Os bois esparramando a tarde dengosa de Jaguara, na quietude vespertina de sol e verdames. O sacolejo da estrada me devolve a 20 anos e eu procuro as pessoas que fui buscar lá e não encontro mais. Ou porque se foram, ou porque a tarde é longe de tudo. Ou porque há certa precariedade desapiedada nos olhos cansados de toda busca. Altivos, os flamboyants emprestam seu rubro à placidez e caminhos laterais se perdem pelos corredores adentro, com meninos de farda branca empoeirados, descendo pra suas casas de depois das serras, no fim de caminhos insuspeitos.

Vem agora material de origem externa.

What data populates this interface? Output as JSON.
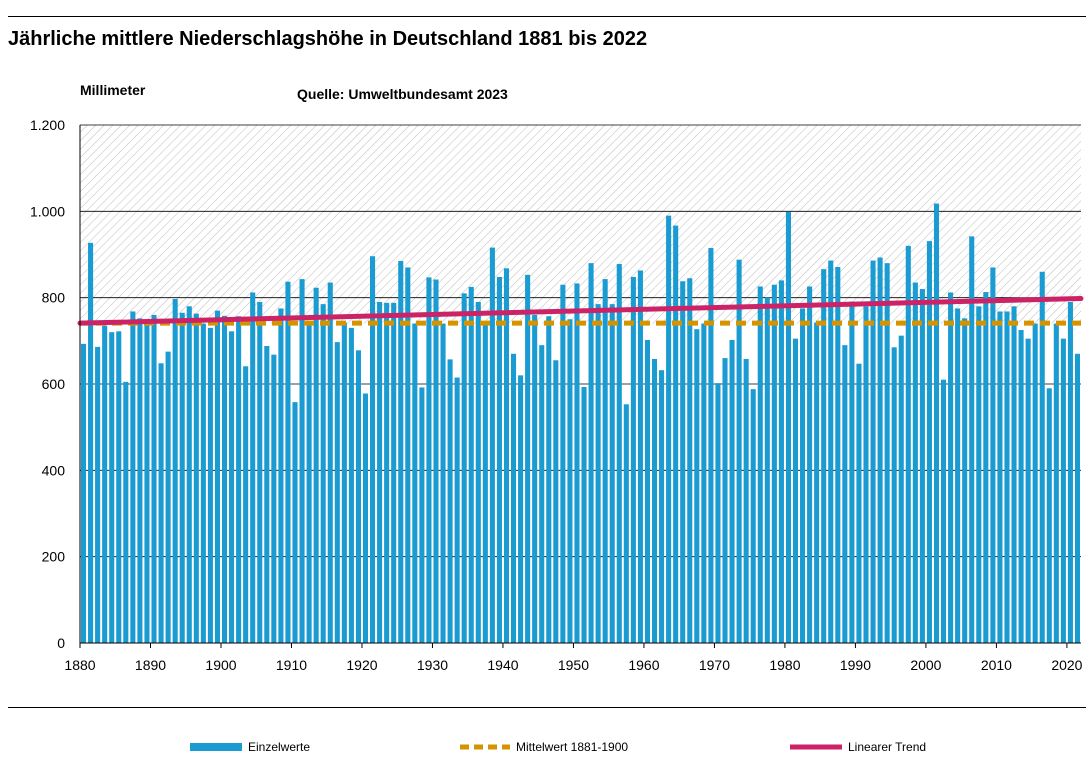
{
  "header": {
    "title": "Jährliche mittlere Niederschlagshöhe in Deutschland 1881 bis 2022",
    "unit_label": "Millimeter",
    "source": "Quelle: Umweltbundesamt 2023"
  },
  "colors": {
    "bars": "#1a9bd1",
    "mean_line": "#d69300",
    "trend_line": "#cc2366",
    "grid": "#000000",
    "hatch": "#bcbcbc"
  },
  "chart_data": {
    "type": "bar",
    "title": "Jährliche mittlere Niederschlagshöhe in Deutschland 1881 bis 2022",
    "ylabel": "Millimeter",
    "xlabel": "",
    "ylim": [
      0,
      1200
    ],
    "xlim": [
      1880,
      2022
    ],
    "yticks": [
      0,
      200,
      400,
      600,
      800,
      1000,
      1200
    ],
    "ytick_labels": [
      "0",
      "200",
      "400",
      "600",
      "800",
      "1.000",
      "1.200"
    ],
    "xticks": [
      1880,
      1890,
      1900,
      1910,
      1920,
      1930,
      1940,
      1950,
      1960,
      1970,
      1980,
      1990,
      2000,
      2010,
      2020
    ],
    "grid": true,
    "legend_position": "bottom",
    "categories": [
      1881,
      1882,
      1883,
      1884,
      1885,
      1886,
      1887,
      1888,
      1889,
      1890,
      1891,
      1892,
      1893,
      1894,
      1895,
      1896,
      1897,
      1898,
      1899,
      1900,
      1901,
      1902,
      1903,
      1904,
      1905,
      1906,
      1907,
      1908,
      1909,
      1910,
      1911,
      1912,
      1913,
      1914,
      1915,
      1916,
      1917,
      1918,
      1919,
      1920,
      1921,
      1922,
      1923,
      1924,
      1925,
      1926,
      1927,
      1928,
      1929,
      1930,
      1931,
      1932,
      1933,
      1934,
      1935,
      1936,
      1937,
      1938,
      1939,
      1940,
      1941,
      1942,
      1943,
      1944,
      1945,
      1946,
      1947,
      1948,
      1949,
      1950,
      1951,
      1952,
      1953,
      1954,
      1955,
      1956,
      1957,
      1958,
      1959,
      1960,
      1961,
      1962,
      1963,
      1964,
      1965,
      1966,
      1967,
      1968,
      1969,
      1970,
      1971,
      1972,
      1973,
      1974,
      1975,
      1976,
      1977,
      1978,
      1979,
      1980,
      1981,
      1982,
      1983,
      1984,
      1985,
      1986,
      1987,
      1988,
      1989,
      1990,
      1991,
      1992,
      1993,
      1994,
      1995,
      1996,
      1997,
      1998,
      1999,
      2000,
      2001,
      2002,
      2003,
      2004,
      2005,
      2006,
      2007,
      2008,
      2009,
      2010,
      2011,
      2012,
      2013,
      2014,
      2015,
      2016,
      2017,
      2018,
      2019,
      2020,
      2021,
      2022
    ],
    "series": [
      {
        "name": "Einzelwerte",
        "type": "bar",
        "values": [
          693,
          927,
          686,
          735,
          720,
          722,
          605,
          768,
          752,
          740,
          760,
          648,
          675,
          797,
          765,
          780,
          763,
          740,
          730,
          770,
          758,
          722,
          757,
          641,
          812,
          790,
          688,
          668,
          775,
          837,
          558,
          843,
          740,
          823,
          785,
          835,
          697,
          742,
          730,
          678,
          578,
          896,
          790,
          788,
          788,
          885,
          870,
          740,
          592,
          847,
          842,
          740,
          657,
          615,
          810,
          825,
          790,
          740,
          916,
          848,
          868,
          670,
          620,
          853,
          760,
          690,
          757,
          655,
          830,
          750,
          833,
          593,
          880,
          785,
          843,
          785,
          878,
          553,
          848,
          863,
          702,
          658,
          632,
          990,
          967,
          838,
          845,
          727,
          740,
          915,
          602,
          660,
          702,
          888,
          658,
          588,
          826,
          800,
          830,
          840,
          999,
          705,
          775,
          826,
          742,
          866,
          886,
          871,
          690,
          791,
          647,
          780,
          886,
          893,
          880,
          685,
          712,
          920,
          835,
          820,
          931,
          1018,
          610,
          812,
          775,
          752,
          942,
          780,
          813,
          870,
          768,
          768,
          780,
          725,
          705,
          740,
          860,
          590,
          740,
          705,
          790,
          670
        ]
      },
      {
        "name": "Mittelwert 1881-1900",
        "type": "line",
        "style": "dashed",
        "value": 741
      },
      {
        "name": "Linearer Trend",
        "type": "line",
        "x": [
          1880,
          2022
        ],
        "values": [
          741,
          798
        ]
      }
    ]
  },
  "legend": {
    "bars": "Einzelwerte",
    "mean": "Mittelwert 1881-1900",
    "trend": "Linearer Trend"
  }
}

E o Jacuípe se derramando, pedra e água de outros tempos, no fluir antigo. As garças, leveza de deuses emprestada aos bichos, se apinham na taipoca velha e desfolhada da curva da estrada e eu penso que a única coisa que permite tanta leveza é que elas não sabem dos deuses e dos homens. As garças também ignoram as dores da cabocla preta que volta do rio com um punhado de peixe nas costas e a boca silente de outros cansaços. Também não sabem que os homens depois da cancela têm vida magra numa terra de bois gordos e de donos que cercam a terra de gado por não gostarem de gente. Desonestos, os touros se ameaçam na refrega dos machos e há despudor em seus lombos de pura brevidade.

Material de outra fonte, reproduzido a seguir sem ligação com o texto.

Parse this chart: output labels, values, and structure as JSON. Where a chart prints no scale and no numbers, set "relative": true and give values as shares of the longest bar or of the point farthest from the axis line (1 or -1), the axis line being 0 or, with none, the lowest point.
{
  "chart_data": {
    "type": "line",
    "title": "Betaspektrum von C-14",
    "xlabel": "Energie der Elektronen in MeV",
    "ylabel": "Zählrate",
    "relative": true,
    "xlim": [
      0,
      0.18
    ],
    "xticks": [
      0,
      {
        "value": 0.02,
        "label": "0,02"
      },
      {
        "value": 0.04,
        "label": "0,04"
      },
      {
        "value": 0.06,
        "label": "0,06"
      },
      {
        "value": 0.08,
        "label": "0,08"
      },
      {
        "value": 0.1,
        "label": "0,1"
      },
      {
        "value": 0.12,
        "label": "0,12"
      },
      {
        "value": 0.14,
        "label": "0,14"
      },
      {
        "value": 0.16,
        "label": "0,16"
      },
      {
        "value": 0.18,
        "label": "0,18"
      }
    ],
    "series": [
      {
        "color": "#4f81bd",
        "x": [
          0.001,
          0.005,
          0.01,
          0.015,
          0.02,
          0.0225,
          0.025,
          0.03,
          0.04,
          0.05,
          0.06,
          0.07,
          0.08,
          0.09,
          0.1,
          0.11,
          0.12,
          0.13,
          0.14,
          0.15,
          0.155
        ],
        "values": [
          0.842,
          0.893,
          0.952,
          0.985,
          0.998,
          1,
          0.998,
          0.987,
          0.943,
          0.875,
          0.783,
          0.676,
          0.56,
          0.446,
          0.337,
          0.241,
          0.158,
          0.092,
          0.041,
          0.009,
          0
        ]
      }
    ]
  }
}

Outro sacolejo nas pedras que as chuvas de janeiro arrancaram à terra. A velha kombi de professores serpenteia estrada adentro, deixando pra trás povoações feitas de sol, pobreza e poeira. Como há duzentos anos. Como no fundo do Brasil. Como nos profundos do grotão das almas aquietadas. Me ajeito no banco e as mulheres com seus feixes de lenha na cabeça lembram minha mãe. E me lembram que sou desse lugar. E que nessa geografia o sol se põe atrás de tempos que desenharam morros encravados na solidão e no abismo. Lá fora, as cercas correm no giro agônico do carro. Sou estrada e poeira e imensidão. E Jaguara é o eterno retorno de uma terra que não se mostra nem se esconde. Eternidades.